2023-05-17_转换NEON-NCAR的hdf5格式GPP数据为csv
# -*- coding: utf-8 -*-
import h5py
import csv
hdf5file = 'D:/PythonLib/NEON.D08.LENO.DP4.00200.001.nsae.2017-08-01.expanded.20221207T142827Z.h5'
output_file = 'nsae.csv'
filename = hdf5file
with h5py.File(filename, 'r') as f:
leno_grp = f['LENO']
dp04_grp = leno_grp['dp04']
data_grp = dp04_grp['data']
fluxCo2_grp = data_grp['fluxCo2']
if 'nsae' in fluxCo2_grp:
nsae_dataset = fluxCo2_grp['stor']
print("nsae 变量的值:")
print(nsae_dataset[:])
# 将数据写入CSV文件
with open(output_file, 'w', newline='') as csvfile:
writer = csv.writer(csvfile)
# 写入表头
writer.writerow(['nsae'])
# 写入数据
writer.writerows(nsae_dataset)
print("数据已成功写入CSV文件:", output_file)
else:
print("未找到 nsae 变量")
2023-05-23_转换NEON-NCAR的netcdf格式GPP文件数据为csv
import os
import pandas as pd
from netCDF4 import Dataset, num2date
# 定义输入和输出文件路径
input_path = 'D:/CMAQ/TALL/' # 替换为你的输入文件路径
output_file = 'D:/CMAQ/TALL/TALL.csv' # 替换为你的输出CSV文件路径
# 定义变量名称和时间范围
variable_name = 'GPP'
start_date = '2018-01-01'
end_date = '2022-04-30'
# 创建空的DataFrame来保存数据
data = pd.DataFrame(columns=['Time', variable_name])
# 遍历每个输入文件
for year in range(2018, 2023):
if year == 2022:
max_month = 5 # 2022年只到4月份
else:
max_month = 13 # 其他年份遍历到12月份
for month in range(1, max_month):
file_name = f'TALL_eval_{year:04d}-{month:02d}.nc'
file_path = os.path.join(input_path, file_name)
# 使用os.path.join正确连接路径和文件名
# 检查文件是否存在
if not os.path.isfile(file_path):
continue
# 打开NetCDF文件
nc = Dataset(file_path)
# 读取时间变量和GPP变量
time_var = nc.variables['time']
gpp_var = nc.variables['GPP'][:,0,0]
# 将时间变量转换为日期时间对象
times = num2date(time_var[:], time_var.units, time_var.calendar)
# 筛选在时间范围内的数据
mask = (times >= pd.to_datetime(start_date)) & (times <= pd.to_datetime(end_date))
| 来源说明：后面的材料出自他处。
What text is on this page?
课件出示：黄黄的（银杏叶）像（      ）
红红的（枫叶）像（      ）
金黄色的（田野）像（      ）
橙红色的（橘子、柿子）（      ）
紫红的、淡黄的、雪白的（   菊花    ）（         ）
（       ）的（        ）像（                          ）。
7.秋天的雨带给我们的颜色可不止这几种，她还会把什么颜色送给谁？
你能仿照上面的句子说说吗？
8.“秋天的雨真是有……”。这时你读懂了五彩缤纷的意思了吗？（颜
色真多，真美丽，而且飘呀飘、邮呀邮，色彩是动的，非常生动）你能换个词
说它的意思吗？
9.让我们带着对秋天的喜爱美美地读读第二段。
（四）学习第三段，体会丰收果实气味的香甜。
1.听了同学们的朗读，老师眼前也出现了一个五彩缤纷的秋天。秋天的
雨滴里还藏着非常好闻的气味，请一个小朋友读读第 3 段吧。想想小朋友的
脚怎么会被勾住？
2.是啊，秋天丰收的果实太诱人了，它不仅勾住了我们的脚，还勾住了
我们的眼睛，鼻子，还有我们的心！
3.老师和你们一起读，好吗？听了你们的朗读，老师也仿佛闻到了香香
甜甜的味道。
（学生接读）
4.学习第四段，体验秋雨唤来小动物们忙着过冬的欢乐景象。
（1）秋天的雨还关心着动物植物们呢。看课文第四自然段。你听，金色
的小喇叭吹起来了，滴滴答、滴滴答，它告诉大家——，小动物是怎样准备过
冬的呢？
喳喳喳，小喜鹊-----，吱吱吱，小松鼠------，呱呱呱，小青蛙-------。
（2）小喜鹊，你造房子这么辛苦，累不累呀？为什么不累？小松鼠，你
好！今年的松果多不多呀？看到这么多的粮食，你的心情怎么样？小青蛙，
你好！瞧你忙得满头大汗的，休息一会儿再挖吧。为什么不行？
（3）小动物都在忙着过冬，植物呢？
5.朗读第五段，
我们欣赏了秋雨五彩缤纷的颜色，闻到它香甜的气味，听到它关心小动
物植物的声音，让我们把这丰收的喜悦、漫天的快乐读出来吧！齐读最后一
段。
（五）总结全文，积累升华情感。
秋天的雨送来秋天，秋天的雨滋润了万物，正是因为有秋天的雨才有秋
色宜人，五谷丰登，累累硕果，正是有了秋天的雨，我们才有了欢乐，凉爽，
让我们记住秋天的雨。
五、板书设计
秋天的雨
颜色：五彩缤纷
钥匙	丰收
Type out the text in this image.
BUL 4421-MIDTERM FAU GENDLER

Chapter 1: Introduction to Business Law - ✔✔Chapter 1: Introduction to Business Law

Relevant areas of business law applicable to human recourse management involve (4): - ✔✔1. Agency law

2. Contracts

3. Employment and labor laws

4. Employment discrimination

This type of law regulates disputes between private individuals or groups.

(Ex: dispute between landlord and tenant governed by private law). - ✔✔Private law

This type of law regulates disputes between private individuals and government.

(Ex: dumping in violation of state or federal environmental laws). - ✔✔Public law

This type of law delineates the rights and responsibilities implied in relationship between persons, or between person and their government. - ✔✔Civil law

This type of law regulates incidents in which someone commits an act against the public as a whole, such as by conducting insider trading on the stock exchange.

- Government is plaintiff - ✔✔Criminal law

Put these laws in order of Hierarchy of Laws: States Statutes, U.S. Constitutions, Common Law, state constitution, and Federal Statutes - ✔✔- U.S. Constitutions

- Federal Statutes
selected_times = times[mask]
selected_gpp = gpp_var[mask]
# 将数据添加到DataFrame中
df = pd.DataFrame({variable_name: selected_gpp}, index=selected_times)
data = data.append(df)
# 关闭NetCDF文件
nc.close()
# 将DataFrame保存为CSV文件
data.to_csv(output_file)
2023-06-17-转换AERONET的站点观测AOD数据为csv
注意下载的AERONET文件没有后缀名,因此直接用notepad++打开然后删除前面几行的文件说明使得文件的第一行即为标题行,然后进行如下操作
import csv
from datetime import datetime
def convert_date(date_string):
date_object = datetime.strptime(date_string, "%d:%m:%Y")
return date_object.strftime("%Y/%m/%d")
input_file = 'D:/20170101_20231231_NEON_LENO.lev10'
output_file = 'D:/20170101_20231231_NEON_LENO.lev10.csv'
# 读取逗号分隔的文件并写入转换后的数据到新文件
with open(input_file, 'r') as file_in, open(output_file, 'w', newline='') as file_out:
reader = csv.reader(file_in)
writer = csv.writer(file_out)
header = next(reader) # 读取并保留标题行
header.insert(0, 'converted_date') # 在标题行中插入新列的标题
writer.writerow(header) # 写入标题行到新文件
for row in reader:
original_date = row[0]
converted_date = convert_date(original_date)
row.insert(0, converted_date) # 在每一行的开头插入转换后的日期
writer.writerow(row) # 写入转换后的行数据到新文件
运行以上代码后即可生成csv文件并完成第1列的日期格式转换.接下来打开生成的csv文件将converted_date列的列标题替换为Date(dd:mm:yyyy)并删除第2列
接下来修改2018-2022_LENO_GPP.xlsx文件中的行标题使其GPP列仅标注于最后一列,如下图所示
接下来执行以下python程序以计算每半个小时内AERONET观测到的AOD均值并输出到新文件中
import pandas as pd
import numpy as np
from pandas.tseries.frequencies import to_offset
# 读取数据1 - 站点4
table7 = pd.read_excel('./2018-2022_LENO_GPP.xlsx')
table8 = pd.read_csv('./20170101_20231231_NEON_LENO.lev10.csv')
# 站点4
table7_sub1 = table7.iloc[:,1:3].loc[lambda x : x['datetime'].notnull()].rename(columns={'Unnamed: 2':'GPP'})
table7_sub2 = table7.iloc[:,4:6].loc[lambda x : x['datetime.1'].notnull()].rename(columns={'datetime.1':'datetime','Unnamed: 5':'GPP'})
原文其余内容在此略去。